A Man for All Seasons, for instance. “I wish rain water was beer!” my wife Suzanne will say mockingly in response to some utopian political proposal. And if I tell my children, “Well, he cahn’t!” in the tone of Paul Scofield’s Thomas More telling Meg that Will Roper can’t marry her, they know it’s final.
Other sources are more familiar, even if the usage is idiosyncratic. Suzanne is fond of “Why does the floor move?” from Raiders of the Lost Ark. She may use it if she sees bugs in the house, or perhaps if a child is slinking along under a blanket.
Even baby Catie, a year and a half, drops movie quotations. She’s discovered Havarti cheese (it comes in the Costco party pack), and when she wants more she says, “Cheese, Gromit!” (Actually, it comes out more like “Tee, Dromit!”)
More obscurely, when she’s fussing for something, she sometimes interrupts herself to shout, “Haaam!” That’s from Hayao Miyazaki’s Ponyo, but Catie doesn’t know that. She’s just quoting her siblings, whom she’s heard say “Ham” in response to her fussing.

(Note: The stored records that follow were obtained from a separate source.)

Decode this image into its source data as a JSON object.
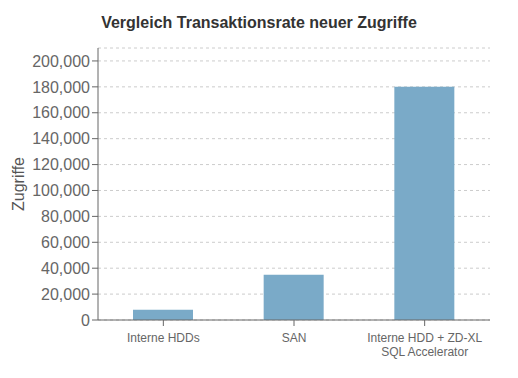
{
  "chart_data": {
    "type": "bar",
    "title": "Vergleich Transaktionsrate neuer Zugriffe",
    "y_label": "Zugriffe",
    "categories": [
      "Interne HDDs",
      "SAN",
      "Interne HDD + ZD-XL\nSQL Accelerator"
    ],
    "values": [
      8000,
      35000,
      180000
    ],
    "color": "#7aaac8",
    "ylim": [
      0,
      210000
    ],
    "yticks": [
      0,
      {
        "value": 20000,
        "label": "20,000"
      },
      {
        "value": 40000,
        "label": "40,000"
      },
      {
        "value": 60000,
        "label": "60,000"
      },
      {
        "value": 80000,
        "label": "80,000"
      },
      {
        "value": 100000,
        "label": "100,000"
      },
      {
        "value": 120000,
        "label": "120,000"
      },
      {
        "value": 140000,
        "label": "140,000"
      },
      {
        "value": 160000,
        "label": "160,000"
      },
      {
        "value": 180000,
        "label": "180,000"
      },
      {
        "value": 200000,
        "label": "200,000"
      }
    ],
    "grid": true
  }
}
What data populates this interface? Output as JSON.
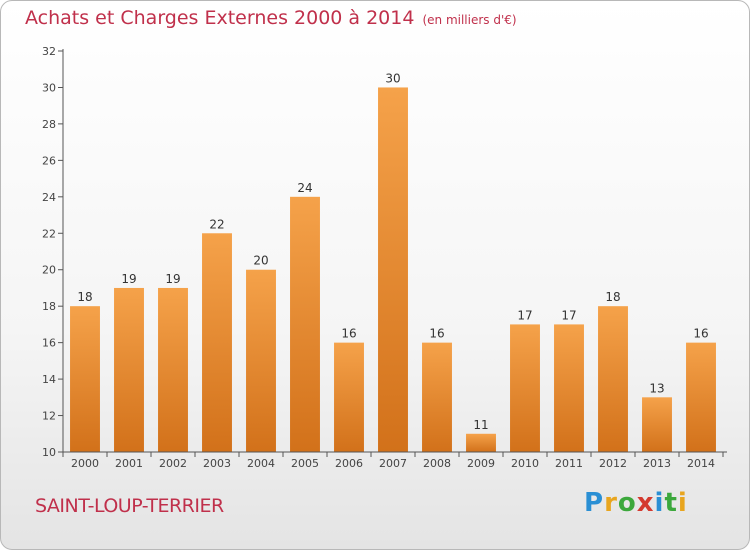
{
  "title": "Achats et Charges Externes 2000 à 2014",
  "unit": "(en milliers d'€)",
  "commune": "SAINT-LOUP-TERRIER",
  "logo": {
    "letters": [
      "P",
      "r",
      "o",
      "x",
      "i",
      "t",
      "i"
    ],
    "colors": [
      "#2a8fd4",
      "#e8a51e",
      "#3ca83c",
      "#d43a2f",
      "#2a8fd4",
      "#3ca83c",
      "#e8a51e"
    ]
  },
  "chart_data": {
    "type": "bar",
    "categories": [
      "2000",
      "2001",
      "2002",
      "2003",
      "2004",
      "2005",
      "2006",
      "2007",
      "2008",
      "2009",
      "2010",
      "2011",
      "2012",
      "2013",
      "2014"
    ],
    "values": [
      18,
      19,
      19,
      22,
      20,
      24,
      16,
      30,
      16,
      11,
      17,
      17,
      18,
      13,
      16
    ],
    "ylim": [
      10,
      32
    ],
    "yticks": [
      10,
      12,
      14,
      16,
      18,
      20,
      22,
      24,
      26,
      28,
      30,
      32
    ],
    "grid": false,
    "colors": {
      "bar_light": "#f5a24a",
      "bar_dark": "#d2711a",
      "axis": "#555555"
    }
  }
}
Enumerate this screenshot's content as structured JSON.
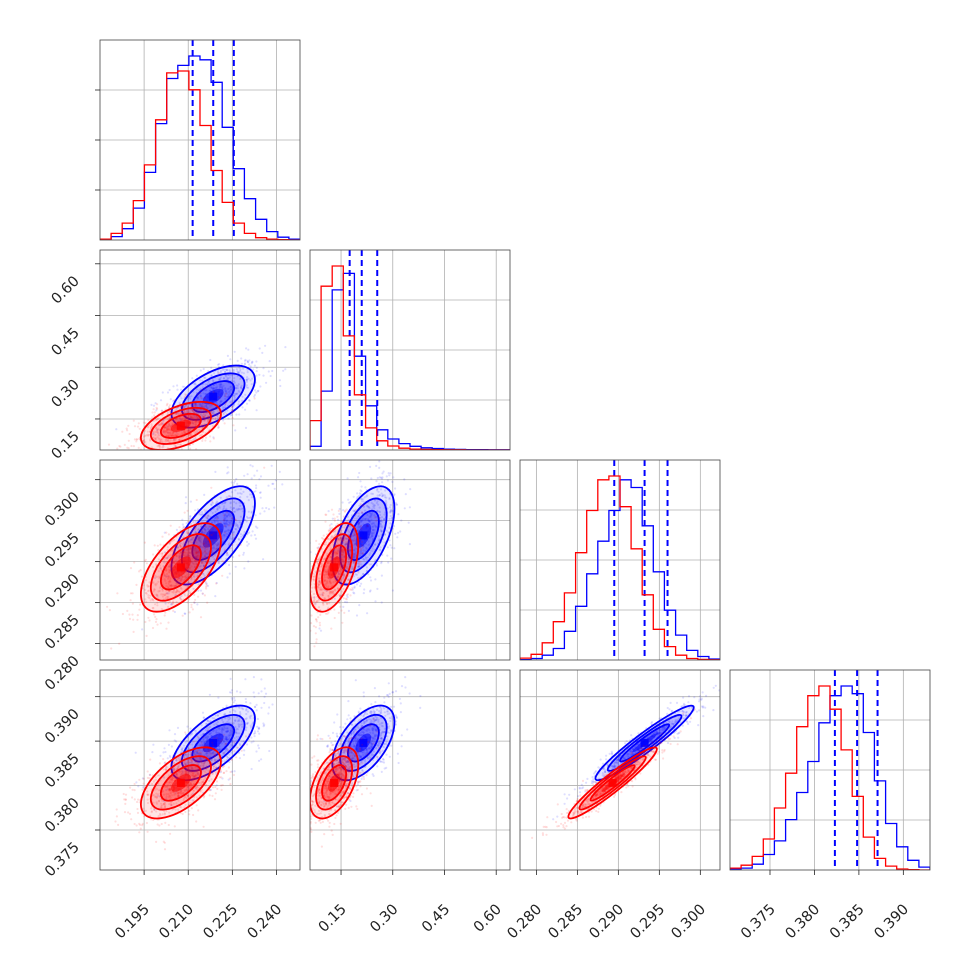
{
  "colors": {
    "series_a": "#0000ff",
    "series_b": "#ff0000",
    "grid": "#b0b0b0",
    "frame": "#444444"
  },
  "chart_data": {
    "type": "corner",
    "grid": true,
    "params": [
      {
        "range": [
          0.18,
          0.248
        ],
        "ticks": [
          "0.195",
          "0.210",
          "0.225",
          "0.240"
        ]
      },
      {
        "range": [
          0.06,
          0.64
        ],
        "ticks": [
          "0.15",
          "0.30",
          "0.45",
          "0.60"
        ]
      },
      {
        "range": [
          0.278,
          0.3024
        ],
        "ticks": [
          "0.280",
          "0.285",
          "0.290",
          "0.295",
          "0.300"
        ]
      },
      {
        "range": [
          0.3705,
          0.393
        ],
        "ticks": [
          "0.375",
          "0.380",
          "0.385",
          "0.390"
        ]
      }
    ],
    "series": [
      {
        "color": "#0000ff",
        "quantile_lines": [
          [
            0.2115,
            0.2185,
            0.2255
          ],
          [
            0.175,
            0.21,
            0.255
          ],
          [
            0.2895,
            0.2932,
            0.296
          ],
          [
            0.3823,
            0.3848,
            0.3871
          ]
        ],
        "means": [
          0.2185,
          0.215,
          0.2932,
          0.3848
        ],
        "sigmas": [
          0.0071,
          0.045,
          0.003,
          0.0021
        ],
        "hists": [
          [
            0.05,
            0.18,
            0.6,
            1.7,
            3.6,
            6.2,
            8.6,
            9.3,
            9.8,
            9.6,
            8.4,
            6.0,
            3.8,
            2.2,
            1.1,
            0.45,
            0.15,
            0.05
          ],
          [
            0.2,
            3.2,
            8.7,
            9.6,
            5.1,
            2.4,
            1.1,
            0.6,
            0.35,
            0.2,
            0.12,
            0.08,
            0.05,
            0.03,
            0.02,
            0.02,
            0.01,
            0.01
          ],
          [
            0.02,
            0.08,
            0.25,
            0.6,
            1.5,
            2.8,
            4.5,
            6.2,
            7.8,
            9.4,
            9.0,
            7.0,
            4.6,
            2.6,
            1.3,
            0.5,
            0.18,
            0.05
          ],
          [
            0.05,
            0.1,
            0.3,
            0.8,
            1.5,
            2.6,
            4.0,
            5.6,
            7.6,
            9.0,
            9.5,
            9.1,
            7.1,
            4.6,
            2.4,
            1.2,
            0.5,
            0.15
          ]
        ]
      },
      {
        "color": "#ff0000",
        "quantile_lines": [],
        "means": [
          0.2075,
          0.13,
          0.2893,
          0.3803
        ],
        "sigmas": [
          0.0068,
          0.035,
          0.0027,
          0.002
        ],
        "hists": [
          [
            0.05,
            0.35,
            0.9,
            2.1,
            4.0,
            6.4,
            8.9,
            9.0,
            8.0,
            6.1,
            3.7,
            2.0,
            0.9,
            0.35,
            0.12,
            0.05,
            0.02,
            0.0
          ],
          [
            1.6,
            8.9,
            10.0,
            6.2,
            3.0,
            1.2,
            0.5,
            0.22,
            0.1,
            0.05,
            0.03,
            0.02,
            0.01,
            0.01,
            0.0,
            0.0,
            0.0,
            0.0
          ],
          [
            0.1,
            0.3,
            0.9,
            2.0,
            3.5,
            5.6,
            7.8,
            9.4,
            9.6,
            8.0,
            5.8,
            3.4,
            1.6,
            0.7,
            0.25,
            0.08,
            0.03,
            0.01
          ],
          [
            0.1,
            0.25,
            0.7,
            1.6,
            3.2,
            5.0,
            7.4,
            9.0,
            9.5,
            8.3,
            6.2,
            3.8,
            1.7,
            0.6,
            0.2,
            0.05,
            0.02,
            0.0
          ]
        ]
      }
    ],
    "correlations": {
      "0-1": [
        0.55,
        0.5
      ],
      "0-2": [
        0.65,
        0.6
      ],
      "1-2": [
        0.55,
        0.5
      ],
      "0-3": [
        0.65,
        0.6
      ],
      "1-3": [
        0.55,
        0.5
      ],
      "2-3": [
        0.95,
        0.95
      ]
    }
  }
}
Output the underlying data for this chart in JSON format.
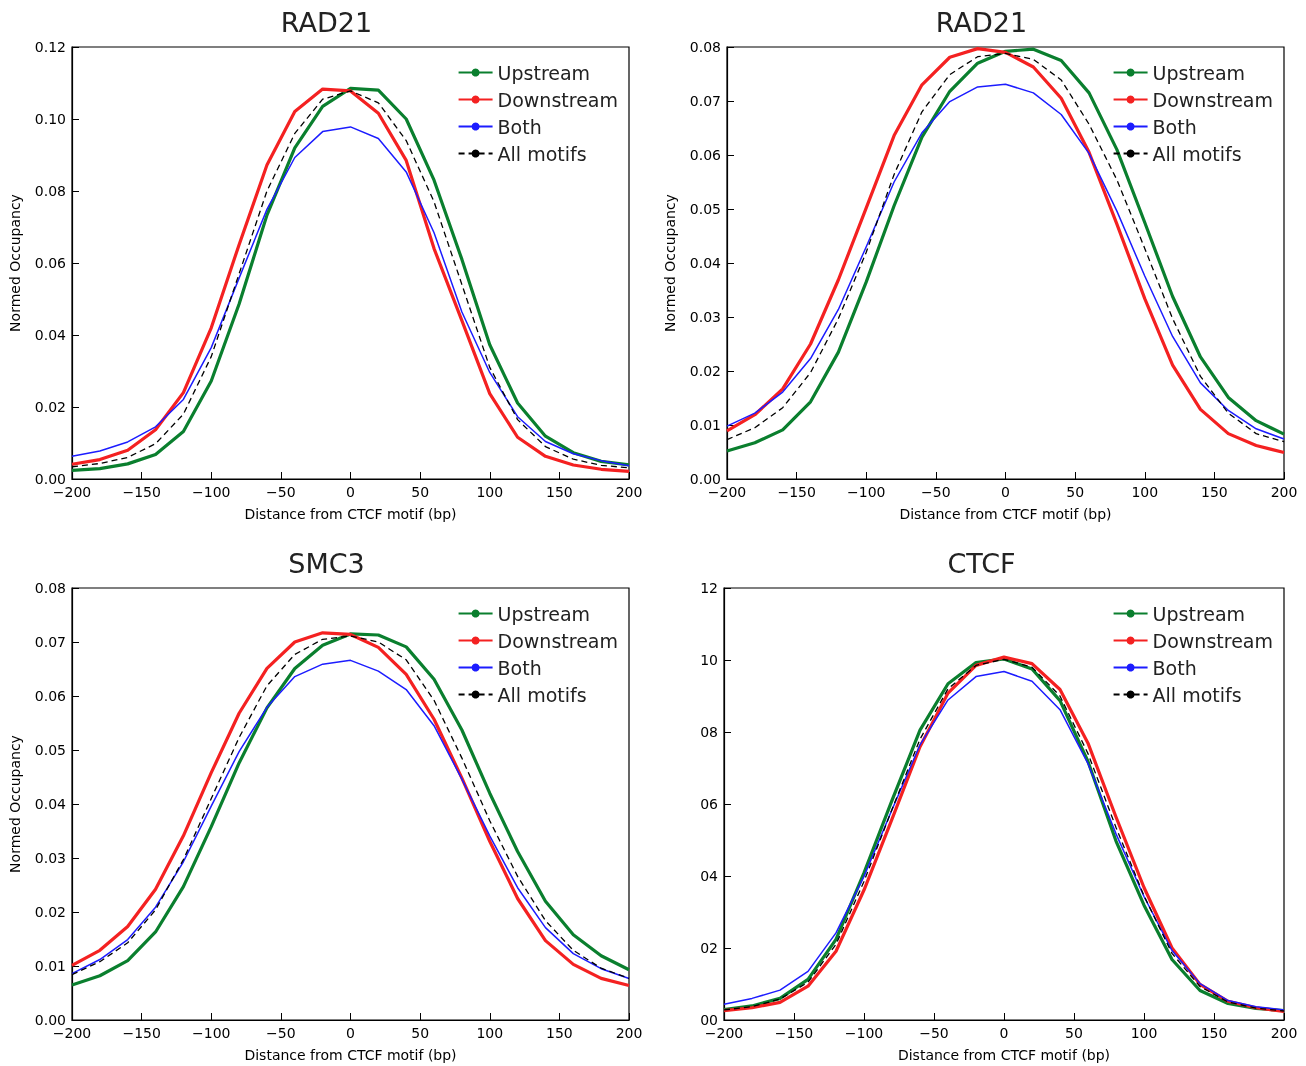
{
  "chart_data": [
    {
      "type": "line",
      "title": "RAD21",
      "xlabel": "Distance from CTCF motif (bp)",
      "ylabel": "Normed Occupancy",
      "x": [
        -200,
        -180,
        -160,
        -140,
        -120,
        -100,
        -80,
        -60,
        -40,
        -20,
        0,
        20,
        40,
        60,
        80,
        100,
        120,
        140,
        160,
        180,
        200
      ],
      "series": [
        {
          "name": "Upstream",
          "color": "#0a7f2e",
          "values": [
            0.0024,
            0.0029,
            0.0042,
            0.0068,
            0.0132,
            0.0272,
            0.0486,
            0.0733,
            0.092,
            0.1035,
            0.1085,
            0.108,
            0.1,
            0.083,
            0.061,
            0.0373,
            0.0211,
            0.0119,
            0.0073,
            0.0049,
            0.0039
          ]
        },
        {
          "name": "Downstream",
          "color": "#f42121",
          "values": [
            0.0041,
            0.0054,
            0.008,
            0.0137,
            0.024,
            0.042,
            0.0651,
            0.0872,
            0.1021,
            0.1083,
            0.1078,
            0.1016,
            0.0885,
            0.064,
            0.044,
            0.0237,
            0.0116,
            0.0063,
            0.0039,
            0.0027,
            0.0021
          ]
        },
        {
          "name": "Both",
          "color": "#1c1cff",
          "values": [
            0.0063,
            0.0078,
            0.0103,
            0.0145,
            0.0221,
            0.0365,
            0.0558,
            0.0749,
            0.0893,
            0.0965,
            0.0978,
            0.0946,
            0.0853,
            0.0684,
            0.0464,
            0.0296,
            0.0173,
            0.0104,
            0.007,
            0.0051,
            0.0037
          ]
        },
        {
          "name": "All motifs",
          "color": "#000000",
          "line_style": "dashed",
          "values": [
            0.0034,
            0.0043,
            0.006,
            0.0098,
            0.018,
            0.034,
            0.057,
            0.08,
            0.096,
            0.1055,
            0.1078,
            0.1045,
            0.094,
            0.077,
            0.054,
            0.031,
            0.0165,
            0.009,
            0.0055,
            0.0038,
            0.0031
          ]
        }
      ],
      "xlim": [
        -200,
        200
      ],
      "xticks": [
        {
          "value": -200,
          "label": "−200"
        },
        {
          "value": -150,
          "label": "−150"
        },
        {
          "value": -100,
          "label": "−100"
        },
        {
          "value": -50,
          "label": "−50"
        },
        0,
        50,
        100,
        150,
        200
      ],
      "ylim": [
        0,
        0.12
      ],
      "yticks": [
        {
          "value": 0,
          "label": "0.00"
        },
        {
          "value": 0.02,
          "label": "0.02"
        },
        {
          "value": 0.04,
          "label": "0.04"
        },
        {
          "value": 0.06,
          "label": "0.06"
        },
        {
          "value": 0.08,
          "label": "0.08"
        },
        {
          "value": 0.1,
          "label": "0.10"
        },
        {
          "value": 0.12,
          "label": "0.12"
        }
      ],
      "legend": "top right",
      "grid": false,
      "marker": "none",
      "line_style": "solid"
    },
    {
      "type": "line",
      "title": "RAD21",
      "xlabel": "Distance from CTCF motif (bp)",
      "ylabel": "Normed Occupancy",
      "x": [
        -200,
        -180,
        -160,
        -140,
        -120,
        -100,
        -80,
        -60,
        -40,
        -20,
        0,
        20,
        40,
        60,
        80,
        100,
        120,
        140,
        160,
        180,
        200
      ],
      "series": [
        {
          "name": "Upstream",
          "color": "#0a7f2e",
          "values": [
            0.0052,
            0.0067,
            0.0091,
            0.0143,
            0.0235,
            0.0365,
            0.0506,
            0.0633,
            0.0718,
            0.077,
            0.0792,
            0.0796,
            0.0775,
            0.0715,
            0.061,
            0.0475,
            0.0338,
            0.0226,
            0.0151,
            0.0108,
            0.0083
          ]
        },
        {
          "name": "Downstream",
          "color": "#f42121",
          "values": [
            0.0089,
            0.0119,
            0.0167,
            0.025,
            0.0369,
            0.0502,
            0.0636,
            0.073,
            0.0781,
            0.0797,
            0.079,
            0.0763,
            0.0705,
            0.0605,
            0.0472,
            0.0334,
            0.0211,
            0.0129,
            0.0084,
            0.0062,
            0.0049
          ]
        },
        {
          "name": "Both",
          "color": "#1c1cff",
          "values": [
            0.0098,
            0.0122,
            0.0161,
            0.0223,
            0.0314,
            0.043,
            0.055,
            0.0641,
            0.0699,
            0.0726,
            0.0731,
            0.0715,
            0.0675,
            0.0603,
            0.0496,
            0.0376,
            0.0264,
            0.0178,
            0.0127,
            0.0093,
            0.0074
          ]
        },
        {
          "name": "All motifs",
          "color": "#000000",
          "line_style": "dashed",
          "values": [
            0.0073,
            0.0095,
            0.0132,
            0.0197,
            0.0297,
            0.042,
            0.0564,
            0.068,
            0.0749,
            0.0782,
            0.0788,
            0.0777,
            0.0739,
            0.0657,
            0.0554,
            0.0427,
            0.0297,
            0.019,
            0.0122,
            0.0084,
            0.0069
          ]
        }
      ],
      "xlim": [
        -200,
        200
      ],
      "xticks": [
        {
          "value": -200,
          "label": "−200"
        },
        {
          "value": -150,
          "label": "−150"
        },
        {
          "value": -100,
          "label": "−100"
        },
        {
          "value": -50,
          "label": "−50"
        },
        0,
        50,
        100,
        150,
        200
      ],
      "ylim": [
        0,
        0.08
      ],
      "yticks": [
        {
          "value": 0,
          "label": "0.00"
        },
        0.01,
        0.02,
        0.03,
        0.04,
        0.05,
        0.06,
        0.07,
        {
          "value": 0.08,
          "label": "0.08"
        }
      ],
      "legend": "top right",
      "grid": false,
      "marker": "none",
      "line_style": "solid"
    },
    {
      "type": "line",
      "title": "SMC3",
      "xlabel": "Distance from CTCF motif (bp)",
      "ylabel": "Normed Occupancy",
      "x": [
        -200,
        -180,
        -160,
        -140,
        -120,
        -100,
        -80,
        -60,
        -40,
        -20,
        0,
        20,
        40,
        60,
        80,
        100,
        120,
        140,
        160,
        180,
        200
      ],
      "series": [
        {
          "name": "Upstream",
          "color": "#0a7f2e",
          "values": [
            0.0065,
            0.0082,
            0.011,
            0.0163,
            0.0247,
            0.0358,
            0.0476,
            0.0578,
            0.0651,
            0.0694,
            0.0715,
            0.0713,
            0.0691,
            0.0631,
            0.0537,
            0.042,
            0.0312,
            0.022,
            0.0158,
            0.0119,
            0.0093
          ]
        },
        {
          "name": "Downstream",
          "color": "#f42121",
          "values": [
            0.0101,
            0.0129,
            0.0173,
            0.0242,
            0.0341,
            0.0458,
            0.0568,
            0.0651,
            0.07,
            0.0717,
            0.0714,
            0.069,
            0.064,
            0.0557,
            0.0448,
            0.0331,
            0.0225,
            0.0147,
            0.0103,
            0.0077,
            0.0064
          ]
        },
        {
          "name": "Both",
          "color": "#1c1cff",
          "values": [
            0.0086,
            0.0112,
            0.0149,
            0.0209,
            0.0293,
            0.0396,
            0.0497,
            0.0579,
            0.0636,
            0.0659,
            0.0666,
            0.0646,
            0.0612,
            0.0545,
            0.0446,
            0.0341,
            0.0245,
            0.0171,
            0.0123,
            0.0095,
            0.0077
          ]
        },
        {
          "name": "All motifs",
          "color": "#000000",
          "line_style": "dashed",
          "values": [
            0.0084,
            0.0108,
            0.0143,
            0.0204,
            0.0297,
            0.041,
            0.0523,
            0.0619,
            0.0677,
            0.0705,
            0.0711,
            0.07,
            0.0667,
            0.0592,
            0.0485,
            0.0369,
            0.0266,
            0.0184,
            0.0129,
            0.0096,
            0.0077
          ]
        }
      ],
      "xlim": [
        -200,
        200
      ],
      "xticks": [
        {
          "value": -200,
          "label": "−200"
        },
        {
          "value": -150,
          "label": "−150"
        },
        {
          "value": -100,
          "label": "−100"
        },
        {
          "value": -50,
          "label": "−50"
        },
        0,
        50,
        100,
        150,
        200
      ],
      "ylim": [
        0,
        0.08
      ],
      "yticks": [
        {
          "value": 0,
          "label": "0.00"
        },
        0.01,
        0.02,
        0.03,
        0.04,
        0.05,
        0.06,
        0.07,
        {
          "value": 0.08,
          "label": "0.08"
        }
      ],
      "legend": "top right",
      "grid": false,
      "marker": "none",
      "line_style": "solid"
    },
    {
      "type": "line",
      "title": "CTCF",
      "xlabel": "Distance from CTCF motif (bp)",
      "x": [
        -200,
        -180,
        -160,
        -140,
        -120,
        -100,
        -80,
        -60,
        -40,
        -20,
        0,
        20,
        40,
        60,
        80,
        100,
        120,
        140,
        160,
        180,
        200
      ],
      "series": [
        {
          "name": "Upstream",
          "color": "#0a7f2e",
          "values": [
            0.29,
            0.39,
            0.6,
            1.13,
            2.24,
            4.09,
            6.1,
            8.05,
            9.34,
            9.93,
            10.03,
            9.75,
            8.87,
            7.18,
            4.97,
            3.19,
            1.68,
            0.82,
            0.46,
            0.32,
            0.26
          ]
        },
        {
          "name": "Downstream",
          "color": "#f42121",
          "values": [
            0.26,
            0.34,
            0.49,
            0.94,
            1.91,
            3.61,
            5.58,
            7.59,
            9.08,
            9.85,
            10.08,
            9.9,
            9.18,
            7.69,
            5.64,
            3.68,
            2.0,
            0.99,
            0.52,
            0.34,
            0.24
          ]
        },
        {
          "name": "Both",
          "color": "#1c1cff",
          "values": [
            0.44,
            0.6,
            0.83,
            1.35,
            2.42,
            3.99,
            5.84,
            7.64,
            8.89,
            9.54,
            9.68,
            9.41,
            8.62,
            7.12,
            5.17,
            3.43,
            1.93,
            1.01,
            0.54,
            0.37,
            0.28
          ]
        },
        {
          "name": "All motifs",
          "color": "#000000",
          "line_style": "dashed",
          "values": [
            0.28,
            0.37,
            0.58,
            1.05,
            2.1,
            3.85,
            5.85,
            7.8,
            9.2,
            9.85,
            10.02,
            9.8,
            9.0,
            7.4,
            5.35,
            3.45,
            1.85,
            0.93,
            0.5,
            0.33,
            0.25
          ]
        }
      ],
      "xlim": [
        -200,
        200
      ],
      "xticks": [
        {
          "value": -200,
          "label": "−200"
        },
        {
          "value": -150,
          "label": "−150"
        },
        {
          "value": -100,
          "label": "−100"
        },
        {
          "value": -50,
          "label": "−50"
        },
        0,
        50,
        100,
        150,
        200
      ],
      "ylim": [
        0,
        12
      ],
      "yticks": [
        {
          "value": 0,
          "label": "00"
        },
        {
          "value": 2,
          "label": "02"
        },
        {
          "value": 4,
          "label": "04"
        },
        {
          "value": 6,
          "label": "06"
        },
        {
          "value": 8,
          "label": "08"
        },
        10,
        12
      ],
      "legend": "top right",
      "grid": false,
      "marker": "none",
      "line_style": "solid"
    }
  ]
}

Sometimes during our family rosary, I may expand upon the mysteries with a brief meditation. One line I like for the Nativity is: “Behold, I have become human. If you should not want to join me in becoming God, you would do me wrong.” I think it’s a quotation from Meister Eckhart—but I know it as an intertitle from one of my favorite films, Into Great Silence.